"Kami hanya memberi indikasi bahwa yang melakukan penembakan itu terlatih dan terorganisir. Kenapa terlatih karena tidak semua orang bisa menggunakan senjata," kata Komisioner Komnas HAM Beka Ulung Hapsara kepada wartawan di Hotel Sari Pacific, Jakarta, Selasa (29/10/2019).
Beka menuturkan, dugaan penembak merupakan seseorang yang mahir terlihat dari bekas luka tembak pada tubuh korban yang terletak di titik-titik vital.

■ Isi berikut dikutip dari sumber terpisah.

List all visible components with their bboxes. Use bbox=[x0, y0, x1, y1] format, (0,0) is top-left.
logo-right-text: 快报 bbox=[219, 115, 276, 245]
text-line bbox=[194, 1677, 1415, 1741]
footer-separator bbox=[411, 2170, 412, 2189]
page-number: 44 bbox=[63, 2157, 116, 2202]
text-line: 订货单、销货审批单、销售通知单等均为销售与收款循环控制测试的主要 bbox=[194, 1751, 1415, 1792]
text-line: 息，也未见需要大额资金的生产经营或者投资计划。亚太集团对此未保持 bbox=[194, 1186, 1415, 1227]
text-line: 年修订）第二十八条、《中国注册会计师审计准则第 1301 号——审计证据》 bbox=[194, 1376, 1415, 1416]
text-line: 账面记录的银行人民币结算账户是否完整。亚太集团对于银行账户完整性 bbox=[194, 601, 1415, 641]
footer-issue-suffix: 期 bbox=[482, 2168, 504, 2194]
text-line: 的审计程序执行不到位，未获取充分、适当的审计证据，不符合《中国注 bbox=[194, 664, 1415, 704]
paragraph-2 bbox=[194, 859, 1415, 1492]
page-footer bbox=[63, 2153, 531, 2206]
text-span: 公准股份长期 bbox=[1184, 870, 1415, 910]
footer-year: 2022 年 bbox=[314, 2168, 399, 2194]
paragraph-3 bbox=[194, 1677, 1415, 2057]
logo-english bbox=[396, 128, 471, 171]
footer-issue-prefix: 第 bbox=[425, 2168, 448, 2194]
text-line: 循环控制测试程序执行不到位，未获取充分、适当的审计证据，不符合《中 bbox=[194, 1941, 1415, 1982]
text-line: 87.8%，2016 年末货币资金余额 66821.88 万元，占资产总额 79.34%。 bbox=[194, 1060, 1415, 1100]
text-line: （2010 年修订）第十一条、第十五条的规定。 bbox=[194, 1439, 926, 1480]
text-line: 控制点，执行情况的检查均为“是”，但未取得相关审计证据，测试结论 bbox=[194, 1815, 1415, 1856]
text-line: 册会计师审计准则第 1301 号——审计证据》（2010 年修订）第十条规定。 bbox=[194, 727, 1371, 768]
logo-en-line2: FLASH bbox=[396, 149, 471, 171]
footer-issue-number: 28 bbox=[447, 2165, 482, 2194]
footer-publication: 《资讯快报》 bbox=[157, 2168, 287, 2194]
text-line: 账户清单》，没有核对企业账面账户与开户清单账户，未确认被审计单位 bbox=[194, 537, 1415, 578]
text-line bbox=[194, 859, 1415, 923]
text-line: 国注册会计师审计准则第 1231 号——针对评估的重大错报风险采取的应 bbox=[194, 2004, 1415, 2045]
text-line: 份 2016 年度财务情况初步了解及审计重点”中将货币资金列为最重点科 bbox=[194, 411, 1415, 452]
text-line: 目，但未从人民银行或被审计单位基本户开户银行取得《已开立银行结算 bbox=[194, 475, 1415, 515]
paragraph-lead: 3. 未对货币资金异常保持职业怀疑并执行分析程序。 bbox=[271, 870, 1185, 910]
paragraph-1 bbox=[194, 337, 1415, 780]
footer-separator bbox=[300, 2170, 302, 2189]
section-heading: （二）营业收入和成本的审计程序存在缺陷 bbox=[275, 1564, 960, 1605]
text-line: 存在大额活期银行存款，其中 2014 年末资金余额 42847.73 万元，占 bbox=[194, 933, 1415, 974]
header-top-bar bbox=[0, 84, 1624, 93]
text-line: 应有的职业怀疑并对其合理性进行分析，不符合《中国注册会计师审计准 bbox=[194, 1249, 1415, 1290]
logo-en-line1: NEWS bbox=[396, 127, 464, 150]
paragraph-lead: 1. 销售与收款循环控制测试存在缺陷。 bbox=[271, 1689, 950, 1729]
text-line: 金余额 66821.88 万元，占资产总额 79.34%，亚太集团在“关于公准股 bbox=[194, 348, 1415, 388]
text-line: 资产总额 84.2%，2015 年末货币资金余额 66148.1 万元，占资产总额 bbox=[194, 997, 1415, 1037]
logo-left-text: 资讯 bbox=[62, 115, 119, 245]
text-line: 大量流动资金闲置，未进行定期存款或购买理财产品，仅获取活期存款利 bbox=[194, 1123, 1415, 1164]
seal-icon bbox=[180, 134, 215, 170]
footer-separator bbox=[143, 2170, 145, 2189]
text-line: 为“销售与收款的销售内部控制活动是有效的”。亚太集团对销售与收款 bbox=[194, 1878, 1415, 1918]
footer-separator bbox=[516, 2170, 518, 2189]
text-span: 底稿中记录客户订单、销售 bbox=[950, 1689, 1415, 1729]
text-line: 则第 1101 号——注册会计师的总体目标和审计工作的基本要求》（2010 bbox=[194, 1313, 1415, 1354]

"Ada yang tembus di bawah ketiak, di dada, di leher. Artinya tidak semua orang bisa menggunakan senjata terus mengarah pada organ vital," ujar Beka.

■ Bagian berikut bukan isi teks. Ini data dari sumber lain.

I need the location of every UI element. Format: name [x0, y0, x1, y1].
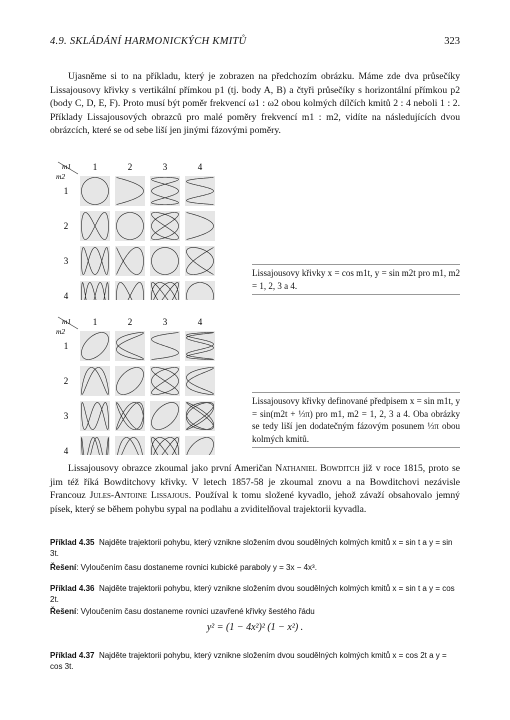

Selain itu, Komnas HAM juga menduga penembakan dilakukan secara teroganisir karena lokasi jatuhnya korban tewas berada di tempat yang berjauhan sedangkan peristiwa penembakan diyakini berada di waktu yang bersamaan.
"Artinya tidak mungkin dilakukan oleh satu orang saja, lebih dari satu orang. Kalau lebih dari satu orang artinya terorganisir," kata Beka.
Namun demikian, Beka menyatakan bahwa Komnas HAM tidak memiliki wewenang untuk mengungkap pelaku penembakan tersebut.
Beka mengatakan, Komnas HAM telah menyerahkan temuan tersebut kepada Kepolisian dan Presiden Joko Widodo untuk ditindak lebih lanjut.
Komnas HAM pun meminta Polri mengusut peristiwa itu hingga ke dalang-dalangnya.
"Ini sudah ada sepuluh korban meninggal. Belum kita hitung yang luka-luka, harus ada penjelasan bagaimana perjuangan dan keadilannya," kata Beka.
Sebelumnya, dalam hasil tim pencari fakta internalnya, Komnas HAM menemukan ada 10 orang yang menjadi korban kerusuhan 21-22 Mei.
Sembilan orang di antaranya diduga karena tertembak peluru tajam dan satu orang lainnya karena kekerasan benda tumpul.
Komnas HAM juga menemukan, 4 dari 10 korban kerusuhan merupakan anak-anak. Selain itu, ada juga dugaan kekerasan yang dilakukan polisi dalam menangani aksi massa.